И какие великолепные оправдания для пошлого малодушия! – «Незачем жить, потому что не для чего работать: люди глупы и легкомысленны». – Конечно, не очень рассудительны. Но потому-то необходимо работать над улучшением их судьбы. Если бы они были не глупы и не легкомысленны, то и не о чем было бы хлопотать: давным-давно жизнь их была бы устроена превосходно.
Однако странно, что до сих пор нет Ликаонского. Проснувшись, я думал, что он был и ушел, не захотел будить. – Нет, не был, сказала служанка. И до сих пор нет. – уже восемь часов. Не может же он не интересоваться узнать, как я думаю о глупости товарищей; не мог он и не желать сообщить мне поскорее, как и что происходило у них.

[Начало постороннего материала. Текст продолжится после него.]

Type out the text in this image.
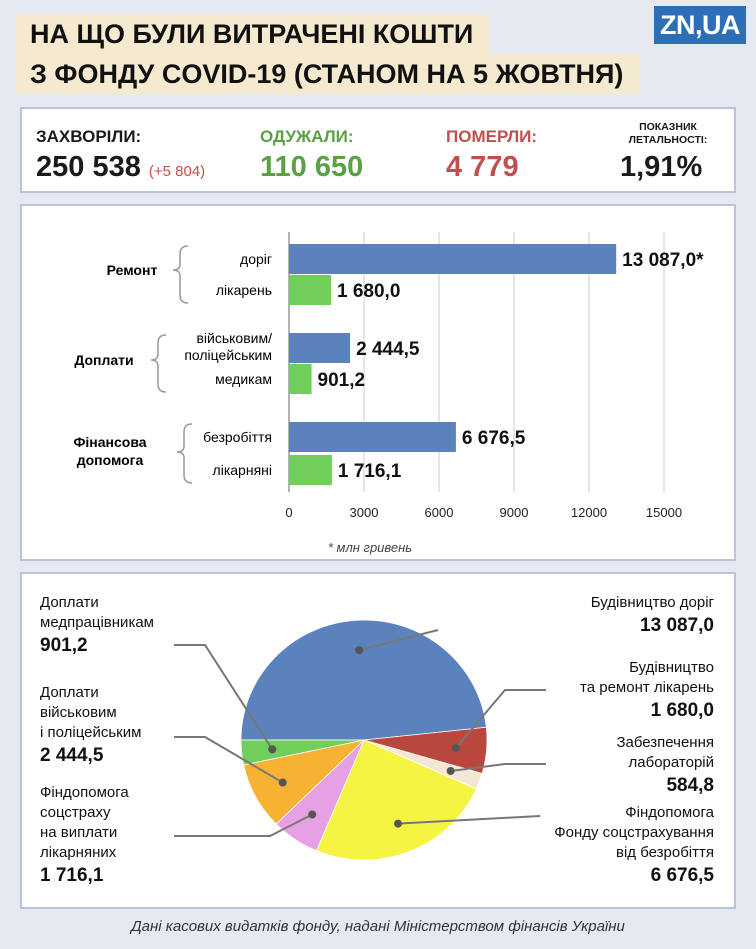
НА ЩО БУЛИ ВИТРАЧЕНІ КОШТИ
З ФОНДУ COVID-19 (СТАНОМ НА 5 ЖОВТНЯ)
ZN,UA
ЗАХВОРІЛИ:
250 538 (+5 804)
ОДУЖАЛИ:
110 650
ПОМЕРЛИ:
4 779
ПОКАЗНИК
ЛЕТАЛЬНОСТІ:
1,91%
0	3000	6000	9000	12000	15000
Ремонт	13 087,0*
доріг
1 680,0
лікарень
Доплати	2 444,5
військовим/
поліцейським
901,2
медикам
Фінансова
допомога
6 676,5
безробіття
1 716,1
лікарняні
* млн гривень
Будівництво доріг
13 087,0
Будівництво
та ремонт лікарень
1 680,0
Забезпечення
лабораторій
584,8
Фіндопомога
Фонду соцстрахування
від безробіття
6 676,5
Фіндопомога
соцстраху
на виплати
лікарняних
1 716,1
Доплати
військовим
і поліцейським
2 444,5
Доплати
медпрацівникам
901,2
Дані касових видатків фонду, надані Міністерством фінансів України
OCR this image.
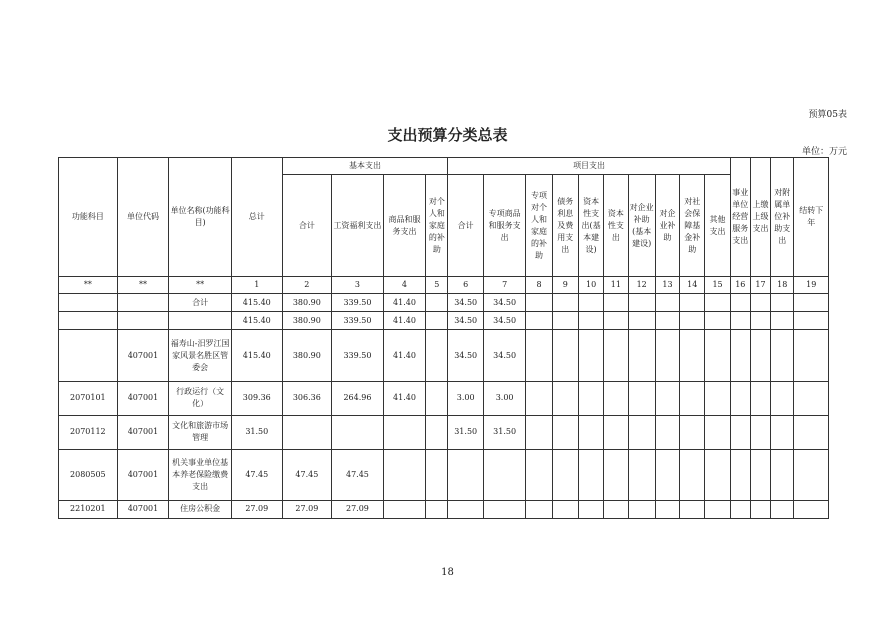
预算05表
支出预算分类总表
单位：万元
功能科目	单位代码	单位名称(功能科目)	总计	基本支出				项目支出										事业单位经营服务支出	上缴上级支出	对附属单位补助支出	结转下年
				合计	工资福利支出	商品和服务支出	对个人和家庭的补助	合计	专项商品和服务支出	专项对个人和家庭的补助	债务利息及费用支出	资本性支出(基本建设)	资本性支出	对企业补助(基本建设)	对企业补助	对社会保障基金补助	其他支出				
**	**	**	1	2	3	4	5	6	7	8	9	10	11	12	13	14	15	16	17	18	19
		合计	415.40	380.90	339.50	41.40		34.50	34.50												
			415.40	380.90	339.50	41.40		34.50	34.50												
	407001	福寿山-汨罗江国家风景名胜区管委会	415.40	380.90	339.50	41.40		34.50	34.50												
2070101	407001	行政运行（文化）	309.36	306.36	264.96	41.40		3.00	3.00												
2070112	407001	文化和旅游市场管理	31.50					31.50	31.50												
2080505	407001	机关事业单位基本养老保险缴费支出	47.45	47.45	47.45																
2210201	407001	住房公积金	27.09	27.09	27.09																
18
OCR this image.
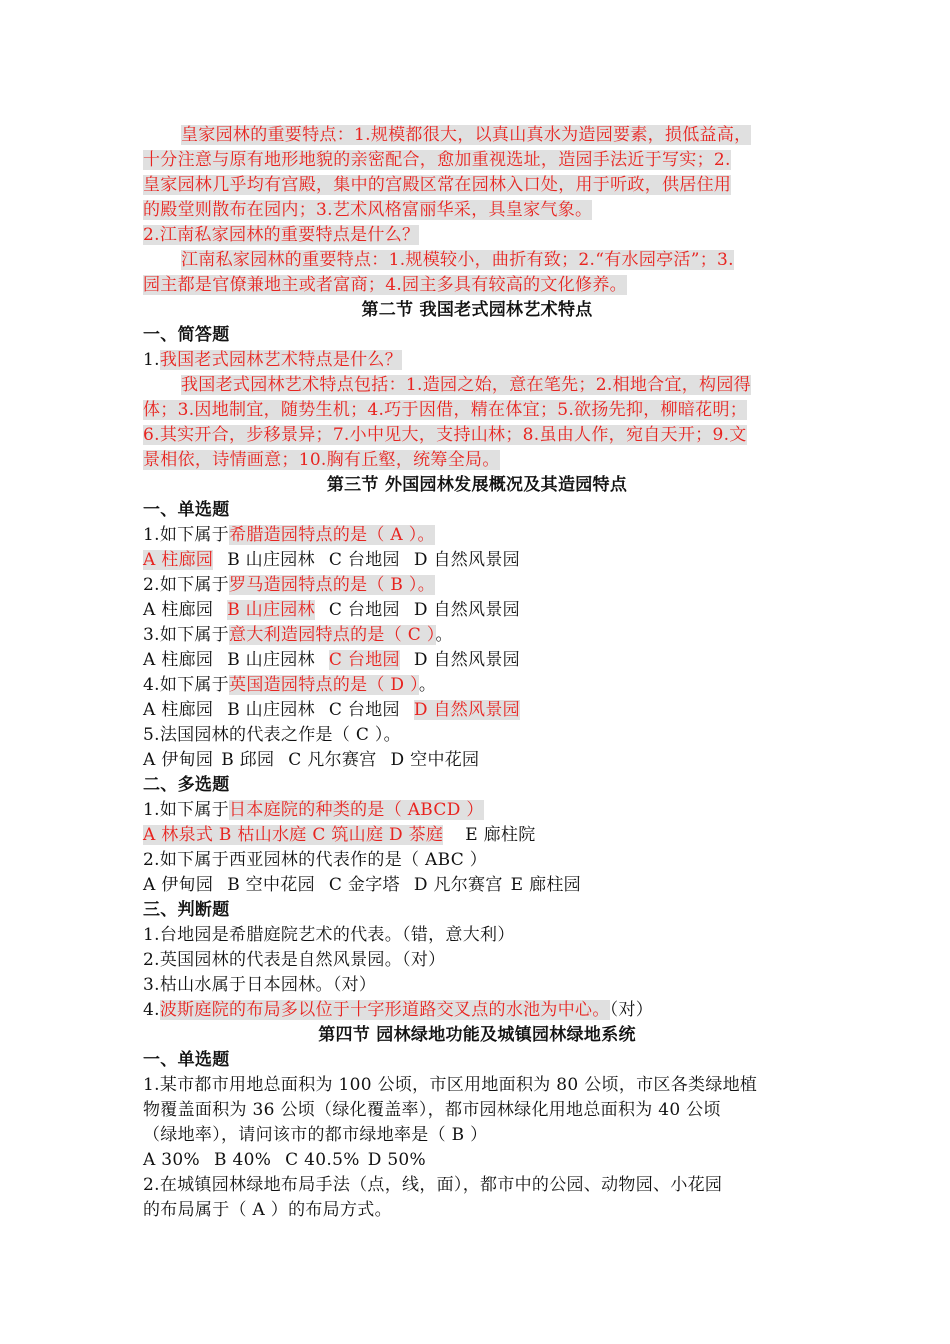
皇家园林的重要特点：1.规模都很大，以真山真水为造园要素，损低益高，
十分注意与原有地形地貌的亲密配合，愈加重视选址，造园手法近于写实；2.
皇家园林几乎均有宫殿，集中的宫殿区常在园林入口处，用于听政，供居住用
的殿堂则散布在园内；3.艺术风格富丽华采，具皇家气象。
2.江南私家园林的重要特点是什么？
江南私家园林的重要特点：1.规模较小，曲折有致；2.“有水园亭活”；3.
园主都是官僚兼地主或者富商；4.园主多具有较高的文化修养。
第二节 我国老式园林艺术特点
一、简答题
1.我国老式园林艺术特点是什么？
我国老式园林艺术特点包括：1.造园之始，意在笔先；2.相地合宜，构园得
体；3.因地制宜，随势生机；4.巧于因借，精在体宜；5.欲扬先抑，柳暗花明；
6.其实开合，步移景异；7.小中见大，支持山林；8.虽由人作，宛自天开；9.文
景相依，诗情画意；10.胸有丘壑，统筹全局。
第三节 外国园林发展概况及其造园特点
一、单选题
1.如下属于希腊造园特点的是（ A ）。
A 柱廊园 B 山庄园林 C 台地园 D 自然风景园
2.如下属于罗马造园特点的是（ B ）。
A 柱廊园 B 山庄园林 C 台地园 D 自然风景园
3.如下属于意大利造园特点的是（ C ）。
A 柱廊园 B 山庄园林 C 台地园 D 自然风景园
4.如下属于英国造园特点的是（ D ）。
A 柱廊园 B 山庄园林 C 台地园 D 自然风景园
5.法国园林的代表之作是（ C ）。
A 伊甸园 B 邱园 C 凡尔赛宫 D 空中花园
二、多选题
1.如下属于日本庭院的种类的是（ ABCD ）
A 林泉式 B 枯山水庭 C 筑山庭 D 茶庭 E 廊柱院
2.如下属于西亚园林的代表作的是（ ABC ）
A 伊甸园 B 空中花园 C 金字塔 D 凡尔赛宫 E 廊柱园
三、判断题
1.台地园是希腊庭院艺术的代表。（错，意大利）
2.英国园林的代表是自然风景园。（对）
3.枯山水属于日本园林。（对）
4.波斯庭院的布局多以位于十字形道路交叉点的水池为中心。（对）
第四节 园林绿地功能及城镇园林绿地系统
一、单选题
1.某市都市用地总面积为 100 公顷，市区用地面积为 80 公顷，市区各类绿地植
物覆盖面积为 36 公顷（绿化覆盖率），都市园林绿化用地总面积为 40 公顷
（绿地率），请问该市的都市绿地率是（ B ）
A 30% B 40% C 40.5% D 50%
2.在城镇园林绿地布局手法（点，线，面），都市中的公园、动物园、小花园
的布局属于（ A ）的布局方式。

Час ночи. Все было приблизительно в том роде, как я предполагал. Вчера после обеда Петров уходил в кондитерскую, как говорил, уходя. Возвратился с новостью о примирении между мною и Степкою. Некоторые поверили – большая часть. – разумеется, и Черкасов. – не хотели слушать. – «Как же ты узнал это? Ты ходил в кондитерскую?» – заметил Ликаонский, уже довольно давно подозревавший, что он стал перенюхиваться с Антошкою. – Петров отвечал, что встретился в кондитерской с письмоводителем Степки. – «Все ты врешь; наверное был у Антошки и вместе с ним сочинил эту сплетню». – «Что тут сплетня! – Двое свидетелей – Антошка и письмоводитель. Спросите их порознь. Если сплетня, то обнаружится». – Товарищи решили: отправить троих спросить письмоводителя; в то же время пригласить в собрание Антошку и допросить. Сделали. Возвратившиеся от письмоводителя принесли то самое, что собрание слышало от Антошки. То самое, что говорил Петров. Я благодарил Степку за согласие с конференциею выпустить меня старшим учителем. Степка отвечал, что всегда желал мне добра. Мы обнялись, поцеловались. Степка обещал сделать представление, чтобы мне дали стипендию для приготовления на магистра. – а это для получения кафедры.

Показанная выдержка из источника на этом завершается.